In the shortest format of them all Williamson does not have numbers to drive home about. Having said that, 144 runs from four innings at an average of 36 and more crucially a strike-rate of 165.51 is still very commendable.

A testimony to Williamson's consistency across formats is the fact that he comfortably ended as the top run-scorer in the year when taking a consolidated look in all formats. Overall, he scored 2,692 runs at an average of 65.65 and a strike-rate of 75.34 with eight hundreds. The second best Guptill was more than 300 runs short of his tally.

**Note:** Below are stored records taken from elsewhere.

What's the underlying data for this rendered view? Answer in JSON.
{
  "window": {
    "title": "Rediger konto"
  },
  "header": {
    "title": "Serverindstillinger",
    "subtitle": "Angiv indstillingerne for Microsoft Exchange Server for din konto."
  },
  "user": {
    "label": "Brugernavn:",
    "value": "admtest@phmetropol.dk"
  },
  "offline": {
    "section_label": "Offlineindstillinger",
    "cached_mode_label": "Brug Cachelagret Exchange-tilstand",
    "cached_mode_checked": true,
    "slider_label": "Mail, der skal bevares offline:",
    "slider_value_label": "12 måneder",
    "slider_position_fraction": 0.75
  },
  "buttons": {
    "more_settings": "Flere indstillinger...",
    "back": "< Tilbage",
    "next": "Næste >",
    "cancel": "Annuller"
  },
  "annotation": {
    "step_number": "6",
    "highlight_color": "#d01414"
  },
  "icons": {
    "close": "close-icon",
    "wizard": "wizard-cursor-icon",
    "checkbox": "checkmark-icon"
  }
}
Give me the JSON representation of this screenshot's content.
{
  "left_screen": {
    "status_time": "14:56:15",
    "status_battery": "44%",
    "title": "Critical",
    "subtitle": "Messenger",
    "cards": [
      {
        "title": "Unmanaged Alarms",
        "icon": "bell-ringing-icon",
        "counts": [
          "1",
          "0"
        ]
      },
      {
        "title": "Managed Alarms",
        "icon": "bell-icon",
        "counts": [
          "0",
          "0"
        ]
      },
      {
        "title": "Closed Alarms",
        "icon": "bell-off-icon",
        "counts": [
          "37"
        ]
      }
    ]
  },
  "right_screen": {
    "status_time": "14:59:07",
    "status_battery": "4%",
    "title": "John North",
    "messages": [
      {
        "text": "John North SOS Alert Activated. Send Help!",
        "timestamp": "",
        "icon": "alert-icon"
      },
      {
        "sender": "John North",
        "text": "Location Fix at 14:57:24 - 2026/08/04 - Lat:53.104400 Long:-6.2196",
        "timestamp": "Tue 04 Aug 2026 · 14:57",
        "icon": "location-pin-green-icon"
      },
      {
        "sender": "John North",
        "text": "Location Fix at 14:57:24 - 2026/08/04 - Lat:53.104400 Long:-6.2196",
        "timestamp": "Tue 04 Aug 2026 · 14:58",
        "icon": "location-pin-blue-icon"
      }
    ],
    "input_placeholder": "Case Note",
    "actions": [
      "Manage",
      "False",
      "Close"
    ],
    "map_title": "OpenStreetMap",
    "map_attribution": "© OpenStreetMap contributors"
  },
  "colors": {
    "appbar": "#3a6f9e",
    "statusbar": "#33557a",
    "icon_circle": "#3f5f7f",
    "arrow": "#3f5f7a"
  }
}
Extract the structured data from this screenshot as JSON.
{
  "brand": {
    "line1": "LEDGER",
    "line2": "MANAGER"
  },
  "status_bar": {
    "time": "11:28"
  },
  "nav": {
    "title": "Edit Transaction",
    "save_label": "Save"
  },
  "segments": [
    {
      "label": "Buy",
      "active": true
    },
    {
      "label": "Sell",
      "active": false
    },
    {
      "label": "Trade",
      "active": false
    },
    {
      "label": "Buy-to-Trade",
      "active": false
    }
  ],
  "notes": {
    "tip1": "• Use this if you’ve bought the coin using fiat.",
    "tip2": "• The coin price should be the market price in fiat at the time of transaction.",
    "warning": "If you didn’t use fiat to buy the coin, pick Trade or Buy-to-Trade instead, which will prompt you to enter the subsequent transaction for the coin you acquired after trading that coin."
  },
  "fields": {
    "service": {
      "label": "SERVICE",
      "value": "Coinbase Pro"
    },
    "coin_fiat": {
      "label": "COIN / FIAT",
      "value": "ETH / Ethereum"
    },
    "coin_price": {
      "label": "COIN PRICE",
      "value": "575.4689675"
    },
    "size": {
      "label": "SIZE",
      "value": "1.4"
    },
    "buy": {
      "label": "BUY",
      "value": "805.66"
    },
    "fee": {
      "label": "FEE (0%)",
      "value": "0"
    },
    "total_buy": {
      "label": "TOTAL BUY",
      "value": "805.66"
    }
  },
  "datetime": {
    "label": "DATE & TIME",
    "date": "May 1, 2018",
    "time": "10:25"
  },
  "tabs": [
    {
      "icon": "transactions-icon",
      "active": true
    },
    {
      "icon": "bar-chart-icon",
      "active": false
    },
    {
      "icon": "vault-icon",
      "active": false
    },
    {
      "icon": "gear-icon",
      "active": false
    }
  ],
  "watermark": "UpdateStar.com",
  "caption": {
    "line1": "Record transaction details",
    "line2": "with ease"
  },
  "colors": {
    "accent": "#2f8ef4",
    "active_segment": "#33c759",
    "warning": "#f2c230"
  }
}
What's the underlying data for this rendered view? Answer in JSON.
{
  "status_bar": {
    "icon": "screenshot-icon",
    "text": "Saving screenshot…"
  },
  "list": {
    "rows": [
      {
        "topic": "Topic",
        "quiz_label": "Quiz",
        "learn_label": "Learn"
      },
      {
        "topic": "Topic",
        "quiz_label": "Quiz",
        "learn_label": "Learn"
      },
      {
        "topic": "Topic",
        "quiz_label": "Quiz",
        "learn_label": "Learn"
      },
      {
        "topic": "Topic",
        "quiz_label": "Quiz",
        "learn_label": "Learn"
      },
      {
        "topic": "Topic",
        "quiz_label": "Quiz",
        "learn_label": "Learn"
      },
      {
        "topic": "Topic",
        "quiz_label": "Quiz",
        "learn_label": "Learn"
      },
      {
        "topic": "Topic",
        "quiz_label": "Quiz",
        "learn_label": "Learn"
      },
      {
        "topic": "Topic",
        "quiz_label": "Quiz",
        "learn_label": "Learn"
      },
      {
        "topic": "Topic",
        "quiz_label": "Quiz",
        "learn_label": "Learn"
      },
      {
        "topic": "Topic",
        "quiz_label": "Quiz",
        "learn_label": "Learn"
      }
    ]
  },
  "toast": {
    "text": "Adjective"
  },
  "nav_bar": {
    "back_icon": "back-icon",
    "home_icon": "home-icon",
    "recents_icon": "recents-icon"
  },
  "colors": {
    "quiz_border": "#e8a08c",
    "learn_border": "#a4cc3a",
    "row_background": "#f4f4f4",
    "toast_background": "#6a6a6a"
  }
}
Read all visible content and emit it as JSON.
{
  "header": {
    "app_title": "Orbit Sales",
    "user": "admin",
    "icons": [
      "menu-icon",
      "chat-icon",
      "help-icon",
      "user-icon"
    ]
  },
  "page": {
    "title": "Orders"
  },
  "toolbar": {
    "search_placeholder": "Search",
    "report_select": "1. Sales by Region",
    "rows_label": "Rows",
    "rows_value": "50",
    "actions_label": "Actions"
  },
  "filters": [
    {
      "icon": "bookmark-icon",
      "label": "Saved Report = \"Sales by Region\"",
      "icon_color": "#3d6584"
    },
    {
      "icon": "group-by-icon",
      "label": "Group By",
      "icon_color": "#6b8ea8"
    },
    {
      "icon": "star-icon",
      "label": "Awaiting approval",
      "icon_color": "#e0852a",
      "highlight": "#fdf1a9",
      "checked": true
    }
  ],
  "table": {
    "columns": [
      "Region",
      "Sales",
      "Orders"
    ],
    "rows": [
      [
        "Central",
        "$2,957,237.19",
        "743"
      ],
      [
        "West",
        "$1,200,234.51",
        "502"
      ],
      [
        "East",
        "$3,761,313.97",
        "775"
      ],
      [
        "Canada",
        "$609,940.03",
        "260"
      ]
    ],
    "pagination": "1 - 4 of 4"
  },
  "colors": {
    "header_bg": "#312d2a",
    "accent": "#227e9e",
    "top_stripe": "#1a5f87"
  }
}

Here's the table testifying to that stat:

Player Teams Mat Inns Runs HS Avg SR 100s 50s
Kane Williamson New Zealand 39 46 2692 242* 65.7 75.34 8 14
Steven Smith Australia 33 42 2369 215 65.8 70.46 8 11
Joe Root England 37 47 2228 182* 51.8 73.19 6 15
Martin Guptill New Zealand 43 50 2105 237* 46.8 83.07 5 12
David Warner Australia 29 39 1973 253 53.3 89.47 6 9

With suc staggering numbers across formats, it is safe to say the judging committee at the Halberg's had the right idea when they gave Williamson the ultimate crown in New Zealand sport for 2015.